Herkesle konuşmaya gerek yok!

Görsel: Konuş Benimle filminden bir sahne 

Paylaş

Independet Türkçe’de 27 Temmuz tarihinde yayımlanan bir haberde, filmlerin puanlandığı Rotten Tomatoes’ta şimdiye kadarki en yüksek puanlı korku filmi “Konuş Benimle” (Talk to Me) olmuş. Habere göre film yüz üzerinden 97 puan alasıymış. Hatta bu oran, geçen yıl Akademi Ödüllerinde En İyi Film seçilen “Her Şey Her Yerde Aynı Anda”nın da üzerindeymiş. Oscarlı yapım 94 puan almıştı.

Gerçi bu tür “heyecan dalgasıyla” oluşturulmuş puanlamaların bir süre sonra hız kestiğini, birkaç yıl sonra da unutulup gittiğini hatırlatmak gerek. En nihayetinde ‘içerik’ çağındayız ve artık kabul etmemiz gerek ki, sinema izleyicilerinin çok büyük bir kısmı her şeye ‘içerik’ gözüyle bakıyor.

Bu hızlı yükselme ve hızla sönümlenme çağında, sağlıklı değerlendirmeler yapmak da giderek zorlaşıyor. Benzer bir durum festivaller için de geçerli. Kuşkusuz bilinçli bir çabanın, ortak bir merkezden alınmış kararın sonucu olarak ortaya çıkmıyor ama bazı filmler için festivallerde sosyal medya üzerinden öyle bir dalga yaratılıyor ki, o dalga boyu bize ulaştığında “Ee ama bu çocuk olmamış” demek için cesaret gerekiyor.

Kanımca bu hafta itibarıyla bizim salonlarımıza da uğrayan ve ilk gösterimini gerçekleştirdiği Sundance Film Festivali’nden bu yana handiyse “Türü baştan yarattığı” iddia edilecek olan (Belki de edilmiştir) “Konuş Benimle” (Talk to Me) de bu aşırılıktan payına düşeni fazlasıyla almış belli ki. Kötü bir film olduğunu kastetmiyorum tabii ki, “Cadı” (The Witch), “Ayin”,  (Hereditary), “Ritüel” (Midsommar), “Karabasan” (The Babadook), “Kapan” (Get Out) vb. yeni nesil korkuların yanına eklenmiş eli yüzü düzgün bir halka o kadar.

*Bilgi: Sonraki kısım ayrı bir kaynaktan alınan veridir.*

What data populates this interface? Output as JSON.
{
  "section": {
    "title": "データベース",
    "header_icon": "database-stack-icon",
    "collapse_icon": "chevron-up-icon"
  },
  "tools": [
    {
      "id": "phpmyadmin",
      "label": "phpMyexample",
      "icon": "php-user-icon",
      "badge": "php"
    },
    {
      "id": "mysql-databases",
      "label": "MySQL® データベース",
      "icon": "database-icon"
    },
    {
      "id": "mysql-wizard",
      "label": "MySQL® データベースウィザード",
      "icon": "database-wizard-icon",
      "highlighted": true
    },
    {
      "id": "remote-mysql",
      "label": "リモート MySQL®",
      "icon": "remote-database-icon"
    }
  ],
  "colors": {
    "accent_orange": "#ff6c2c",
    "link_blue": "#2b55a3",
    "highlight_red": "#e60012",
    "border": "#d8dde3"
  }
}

Hakkını yemeyelim Avustralya sineması son dönemde kalburüstü korku, gerilim yapımlarıyla da dikkat çekiyor. “Karabasan”, “Relic”, “Hounds of Love”, “Cargo” gibi benim izlediğim yakın dönem yapımlar geleneksel korku sineması birikimlerini, bugünün toplumsal yapısına, korkularına ve tabii ki gençliğine uyarlamakta hayli mahirdiler. “Konuş Benimle”nin de bu konuda gayet yetkin bir işçiliğe sahip olduğu söylenebilir. Özellikle de internet çağı kuşağını ele alış biçimi, sosyal medya kullanımının günlük hayattaki etkileri vb. açısından. Çünkü yaratıcıları zaten o dünyadan.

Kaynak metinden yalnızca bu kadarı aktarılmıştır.